Unfortunately, writing parallel code is still seen as hard (John Hennessy called it "a problem that's as hard as any that computer science has faced"). The programming language and runtime communities have risen to this challenge by providing new languages and constructs to aid parallel programming, significantly boosting programmer productivity. Whilst important and useful for new applications, studies suggest that developers primarily use threads to structure their code, without fully exploiting the parallelism available from the underlying hardware. In addition, users of single-threaded applications where the source code is lost, unavailable or cannot easily be recompiled, are not able to take advantage of the TLP now available to them.
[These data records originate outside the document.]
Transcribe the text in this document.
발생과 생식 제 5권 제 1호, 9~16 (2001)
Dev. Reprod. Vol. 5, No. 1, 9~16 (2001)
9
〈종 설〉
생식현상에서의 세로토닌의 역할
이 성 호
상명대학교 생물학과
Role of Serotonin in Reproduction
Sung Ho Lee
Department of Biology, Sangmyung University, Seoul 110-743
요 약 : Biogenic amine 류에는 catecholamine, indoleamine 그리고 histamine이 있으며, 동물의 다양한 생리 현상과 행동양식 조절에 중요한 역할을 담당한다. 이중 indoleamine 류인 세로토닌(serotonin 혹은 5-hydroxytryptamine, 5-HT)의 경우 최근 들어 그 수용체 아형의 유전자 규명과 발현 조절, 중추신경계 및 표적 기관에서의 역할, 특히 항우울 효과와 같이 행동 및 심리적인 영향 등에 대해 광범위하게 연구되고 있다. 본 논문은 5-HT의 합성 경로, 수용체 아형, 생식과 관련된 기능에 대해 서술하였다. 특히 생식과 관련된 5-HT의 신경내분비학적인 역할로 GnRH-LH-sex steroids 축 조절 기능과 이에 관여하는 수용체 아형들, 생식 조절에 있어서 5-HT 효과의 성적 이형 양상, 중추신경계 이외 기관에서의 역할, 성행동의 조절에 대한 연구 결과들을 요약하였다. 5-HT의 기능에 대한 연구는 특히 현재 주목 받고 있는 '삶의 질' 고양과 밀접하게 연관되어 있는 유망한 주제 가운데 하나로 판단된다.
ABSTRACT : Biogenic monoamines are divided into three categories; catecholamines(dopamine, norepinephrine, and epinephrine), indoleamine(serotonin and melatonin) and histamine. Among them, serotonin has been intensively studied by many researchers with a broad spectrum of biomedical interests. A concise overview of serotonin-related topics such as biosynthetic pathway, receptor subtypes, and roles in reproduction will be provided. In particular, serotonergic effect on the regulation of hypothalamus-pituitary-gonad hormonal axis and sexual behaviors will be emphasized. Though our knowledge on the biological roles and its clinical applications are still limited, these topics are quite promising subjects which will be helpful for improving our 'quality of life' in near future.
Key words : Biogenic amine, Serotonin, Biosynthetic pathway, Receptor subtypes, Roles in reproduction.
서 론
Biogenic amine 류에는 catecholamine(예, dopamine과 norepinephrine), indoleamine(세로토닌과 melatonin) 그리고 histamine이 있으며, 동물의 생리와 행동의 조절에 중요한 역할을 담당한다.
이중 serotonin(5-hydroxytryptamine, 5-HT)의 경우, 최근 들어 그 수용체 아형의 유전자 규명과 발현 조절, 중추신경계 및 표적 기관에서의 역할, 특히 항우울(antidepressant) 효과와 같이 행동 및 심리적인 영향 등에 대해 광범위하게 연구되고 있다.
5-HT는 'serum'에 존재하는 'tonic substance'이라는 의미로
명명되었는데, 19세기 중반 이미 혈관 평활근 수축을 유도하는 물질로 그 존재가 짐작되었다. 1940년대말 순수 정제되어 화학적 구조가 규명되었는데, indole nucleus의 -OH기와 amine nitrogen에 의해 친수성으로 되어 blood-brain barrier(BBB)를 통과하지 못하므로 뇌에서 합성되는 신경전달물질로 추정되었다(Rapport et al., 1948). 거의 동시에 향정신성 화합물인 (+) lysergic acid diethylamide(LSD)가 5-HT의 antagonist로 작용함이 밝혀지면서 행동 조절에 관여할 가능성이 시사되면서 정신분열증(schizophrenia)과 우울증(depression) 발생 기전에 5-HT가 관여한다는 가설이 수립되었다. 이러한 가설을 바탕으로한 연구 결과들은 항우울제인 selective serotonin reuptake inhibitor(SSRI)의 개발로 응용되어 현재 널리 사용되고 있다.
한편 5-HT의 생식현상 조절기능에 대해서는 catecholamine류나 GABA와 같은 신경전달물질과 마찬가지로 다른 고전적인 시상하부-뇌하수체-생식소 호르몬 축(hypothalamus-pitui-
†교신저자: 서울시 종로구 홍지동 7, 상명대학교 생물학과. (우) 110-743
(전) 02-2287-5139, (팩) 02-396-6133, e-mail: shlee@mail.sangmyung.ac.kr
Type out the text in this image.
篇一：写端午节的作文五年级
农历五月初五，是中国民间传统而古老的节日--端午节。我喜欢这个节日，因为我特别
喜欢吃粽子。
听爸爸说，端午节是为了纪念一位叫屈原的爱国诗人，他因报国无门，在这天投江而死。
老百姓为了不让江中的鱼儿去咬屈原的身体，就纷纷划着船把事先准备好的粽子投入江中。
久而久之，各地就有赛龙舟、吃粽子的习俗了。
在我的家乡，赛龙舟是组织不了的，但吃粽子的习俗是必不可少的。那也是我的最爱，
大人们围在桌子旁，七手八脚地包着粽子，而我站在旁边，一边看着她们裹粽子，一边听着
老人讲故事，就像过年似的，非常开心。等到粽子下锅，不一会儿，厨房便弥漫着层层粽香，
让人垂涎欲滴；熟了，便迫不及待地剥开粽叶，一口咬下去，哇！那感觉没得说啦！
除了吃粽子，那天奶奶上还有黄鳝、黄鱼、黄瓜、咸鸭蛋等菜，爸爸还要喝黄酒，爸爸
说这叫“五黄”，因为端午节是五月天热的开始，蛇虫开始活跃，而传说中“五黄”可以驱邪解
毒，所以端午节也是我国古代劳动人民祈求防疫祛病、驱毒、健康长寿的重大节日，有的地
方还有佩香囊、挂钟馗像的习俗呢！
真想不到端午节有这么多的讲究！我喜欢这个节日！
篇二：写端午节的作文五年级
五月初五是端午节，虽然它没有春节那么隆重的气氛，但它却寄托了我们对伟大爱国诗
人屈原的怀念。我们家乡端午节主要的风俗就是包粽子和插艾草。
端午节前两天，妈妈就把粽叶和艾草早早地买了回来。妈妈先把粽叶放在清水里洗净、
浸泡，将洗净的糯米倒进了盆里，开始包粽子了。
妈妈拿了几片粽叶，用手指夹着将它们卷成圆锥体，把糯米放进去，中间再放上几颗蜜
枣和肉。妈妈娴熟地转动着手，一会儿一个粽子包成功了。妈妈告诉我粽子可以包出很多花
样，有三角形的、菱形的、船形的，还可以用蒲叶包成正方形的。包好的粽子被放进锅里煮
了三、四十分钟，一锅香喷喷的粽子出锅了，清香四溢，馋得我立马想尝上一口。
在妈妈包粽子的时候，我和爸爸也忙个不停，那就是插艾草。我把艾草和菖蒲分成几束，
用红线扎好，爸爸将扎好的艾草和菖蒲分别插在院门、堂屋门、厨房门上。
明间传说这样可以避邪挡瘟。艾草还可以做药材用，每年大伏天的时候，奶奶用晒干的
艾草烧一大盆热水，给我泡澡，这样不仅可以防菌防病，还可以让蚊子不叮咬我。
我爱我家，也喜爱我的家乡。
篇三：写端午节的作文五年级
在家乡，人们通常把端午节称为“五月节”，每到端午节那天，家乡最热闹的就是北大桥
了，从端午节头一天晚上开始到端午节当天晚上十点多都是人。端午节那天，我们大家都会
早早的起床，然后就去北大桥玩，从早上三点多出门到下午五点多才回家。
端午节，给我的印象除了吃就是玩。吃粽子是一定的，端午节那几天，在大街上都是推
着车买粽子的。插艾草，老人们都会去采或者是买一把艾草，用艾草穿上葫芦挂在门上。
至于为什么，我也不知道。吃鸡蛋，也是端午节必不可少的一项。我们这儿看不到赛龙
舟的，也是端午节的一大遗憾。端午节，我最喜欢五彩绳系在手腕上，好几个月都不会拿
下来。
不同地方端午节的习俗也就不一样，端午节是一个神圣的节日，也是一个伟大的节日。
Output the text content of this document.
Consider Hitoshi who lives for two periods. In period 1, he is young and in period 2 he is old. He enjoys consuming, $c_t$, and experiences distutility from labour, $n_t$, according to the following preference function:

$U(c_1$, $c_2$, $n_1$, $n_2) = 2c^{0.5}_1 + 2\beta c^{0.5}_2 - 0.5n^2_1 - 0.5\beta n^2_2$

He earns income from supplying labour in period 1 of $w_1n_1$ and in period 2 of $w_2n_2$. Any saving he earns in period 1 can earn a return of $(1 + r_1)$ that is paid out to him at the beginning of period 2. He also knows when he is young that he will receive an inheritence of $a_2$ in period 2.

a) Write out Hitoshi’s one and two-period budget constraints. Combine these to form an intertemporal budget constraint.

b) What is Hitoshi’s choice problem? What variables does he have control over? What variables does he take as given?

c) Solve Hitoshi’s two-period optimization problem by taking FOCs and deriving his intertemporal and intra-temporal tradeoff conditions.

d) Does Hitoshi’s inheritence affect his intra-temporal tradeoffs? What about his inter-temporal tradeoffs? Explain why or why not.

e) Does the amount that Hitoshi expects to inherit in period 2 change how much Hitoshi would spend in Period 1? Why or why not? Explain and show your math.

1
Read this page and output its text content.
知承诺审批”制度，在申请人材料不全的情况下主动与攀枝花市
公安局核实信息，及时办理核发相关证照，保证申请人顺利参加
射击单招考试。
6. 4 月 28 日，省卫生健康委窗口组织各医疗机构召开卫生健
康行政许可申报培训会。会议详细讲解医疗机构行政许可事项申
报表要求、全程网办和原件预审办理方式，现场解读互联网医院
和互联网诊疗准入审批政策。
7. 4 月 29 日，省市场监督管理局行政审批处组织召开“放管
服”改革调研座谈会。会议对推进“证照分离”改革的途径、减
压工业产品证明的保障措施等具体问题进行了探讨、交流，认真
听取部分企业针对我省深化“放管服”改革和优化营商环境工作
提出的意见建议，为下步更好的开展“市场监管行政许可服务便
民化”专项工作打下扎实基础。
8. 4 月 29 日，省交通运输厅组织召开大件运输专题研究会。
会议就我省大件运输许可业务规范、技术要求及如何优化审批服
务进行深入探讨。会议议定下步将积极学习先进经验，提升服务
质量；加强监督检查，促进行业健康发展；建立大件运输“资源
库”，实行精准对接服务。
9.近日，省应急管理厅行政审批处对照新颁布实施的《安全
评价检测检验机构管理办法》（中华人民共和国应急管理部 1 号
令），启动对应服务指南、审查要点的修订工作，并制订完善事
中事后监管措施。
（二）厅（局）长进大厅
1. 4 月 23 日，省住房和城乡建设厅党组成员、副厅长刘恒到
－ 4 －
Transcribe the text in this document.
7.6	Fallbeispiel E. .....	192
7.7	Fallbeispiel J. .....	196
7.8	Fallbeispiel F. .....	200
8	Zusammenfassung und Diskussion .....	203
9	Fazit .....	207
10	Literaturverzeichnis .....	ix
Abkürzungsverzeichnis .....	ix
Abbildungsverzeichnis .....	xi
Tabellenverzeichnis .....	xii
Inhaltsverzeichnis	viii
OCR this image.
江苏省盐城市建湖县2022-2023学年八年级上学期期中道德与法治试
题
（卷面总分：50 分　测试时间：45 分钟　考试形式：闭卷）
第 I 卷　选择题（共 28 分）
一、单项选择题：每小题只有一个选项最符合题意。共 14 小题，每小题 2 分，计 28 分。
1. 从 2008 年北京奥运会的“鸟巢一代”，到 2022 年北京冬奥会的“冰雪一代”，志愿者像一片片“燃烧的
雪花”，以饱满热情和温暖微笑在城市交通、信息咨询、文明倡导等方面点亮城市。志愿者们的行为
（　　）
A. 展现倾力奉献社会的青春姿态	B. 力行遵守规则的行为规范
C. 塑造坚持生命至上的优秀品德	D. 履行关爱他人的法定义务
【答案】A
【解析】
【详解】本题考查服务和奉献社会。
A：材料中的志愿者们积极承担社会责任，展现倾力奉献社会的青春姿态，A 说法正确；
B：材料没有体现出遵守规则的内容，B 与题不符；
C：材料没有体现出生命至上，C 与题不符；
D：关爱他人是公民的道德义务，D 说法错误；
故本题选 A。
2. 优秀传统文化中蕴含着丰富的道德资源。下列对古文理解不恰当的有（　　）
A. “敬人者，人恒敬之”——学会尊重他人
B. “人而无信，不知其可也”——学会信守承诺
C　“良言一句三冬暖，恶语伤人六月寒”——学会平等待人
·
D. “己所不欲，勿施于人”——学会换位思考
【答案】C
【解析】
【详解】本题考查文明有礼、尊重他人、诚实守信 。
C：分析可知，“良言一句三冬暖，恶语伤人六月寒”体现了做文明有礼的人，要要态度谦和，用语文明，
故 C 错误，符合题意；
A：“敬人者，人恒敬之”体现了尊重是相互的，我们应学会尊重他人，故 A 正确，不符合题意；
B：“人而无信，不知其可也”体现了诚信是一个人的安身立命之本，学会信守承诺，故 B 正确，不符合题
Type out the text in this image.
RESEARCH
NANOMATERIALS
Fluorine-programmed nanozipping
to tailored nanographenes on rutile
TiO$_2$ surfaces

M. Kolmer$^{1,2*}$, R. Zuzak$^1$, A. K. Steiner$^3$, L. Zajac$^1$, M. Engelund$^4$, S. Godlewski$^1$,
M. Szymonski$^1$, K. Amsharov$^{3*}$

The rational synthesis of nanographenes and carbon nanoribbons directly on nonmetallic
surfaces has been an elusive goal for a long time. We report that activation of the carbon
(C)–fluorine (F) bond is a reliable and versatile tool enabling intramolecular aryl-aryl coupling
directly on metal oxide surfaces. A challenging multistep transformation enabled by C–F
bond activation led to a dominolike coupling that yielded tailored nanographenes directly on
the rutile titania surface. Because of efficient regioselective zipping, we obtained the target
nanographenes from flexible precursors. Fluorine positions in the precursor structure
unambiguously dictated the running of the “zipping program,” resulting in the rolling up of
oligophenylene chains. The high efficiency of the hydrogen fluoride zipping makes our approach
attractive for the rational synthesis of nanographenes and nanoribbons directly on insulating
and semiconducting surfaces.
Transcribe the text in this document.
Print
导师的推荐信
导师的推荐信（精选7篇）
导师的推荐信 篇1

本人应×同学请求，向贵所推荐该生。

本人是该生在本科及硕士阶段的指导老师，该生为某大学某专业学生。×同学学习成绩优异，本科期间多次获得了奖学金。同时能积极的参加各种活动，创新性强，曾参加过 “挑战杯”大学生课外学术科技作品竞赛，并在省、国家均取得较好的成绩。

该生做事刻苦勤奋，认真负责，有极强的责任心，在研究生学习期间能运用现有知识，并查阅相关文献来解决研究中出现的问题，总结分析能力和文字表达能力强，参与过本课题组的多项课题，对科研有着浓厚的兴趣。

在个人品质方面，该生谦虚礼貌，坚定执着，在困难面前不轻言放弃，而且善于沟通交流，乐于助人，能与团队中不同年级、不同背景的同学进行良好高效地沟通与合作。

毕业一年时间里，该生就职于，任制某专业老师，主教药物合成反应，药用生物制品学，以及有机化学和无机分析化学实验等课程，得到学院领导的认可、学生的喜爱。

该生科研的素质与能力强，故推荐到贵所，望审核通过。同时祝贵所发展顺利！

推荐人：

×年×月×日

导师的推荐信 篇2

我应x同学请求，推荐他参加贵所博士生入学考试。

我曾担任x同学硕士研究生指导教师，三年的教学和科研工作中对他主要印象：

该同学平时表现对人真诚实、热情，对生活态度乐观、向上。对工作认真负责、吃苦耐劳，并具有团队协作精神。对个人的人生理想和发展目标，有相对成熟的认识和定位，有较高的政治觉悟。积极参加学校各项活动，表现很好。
Within this context, parallelisation of application binaries becomes a seductive proposition. Regardless of the source languages used to create the program, or the availability of the code, an application can be restructured within its binary form to split off tasks into separate threads, manage communication between them and combine their results back together when required. Although almost impossible to perform effectively by hand, automatic tools have the ability to extract the inherent parallelism lurking in many sequential applications through sophisticated analysis and transformations to keep tasks as independent as possible. This obviates the need to spend time and effort reworking code into parallel form and allows users to obtain the benefits of parallel processors without writing a single line of code, opening up the performance potential of multicore processors so it is available to all.

This project represents a significant step towards a general-purpose binary parallelisation tool. To achieve its aims it will draw on prior research into binary analysis, compiler-based automatic parallelisation, dynamic binary translation, and software transactional memory. A concrete output from this work will be a tool capable of extracting and exploiting the thread-level parallelism available in sequential applications, to achieve speed-ups of at least 2x on commodity quad-core processors.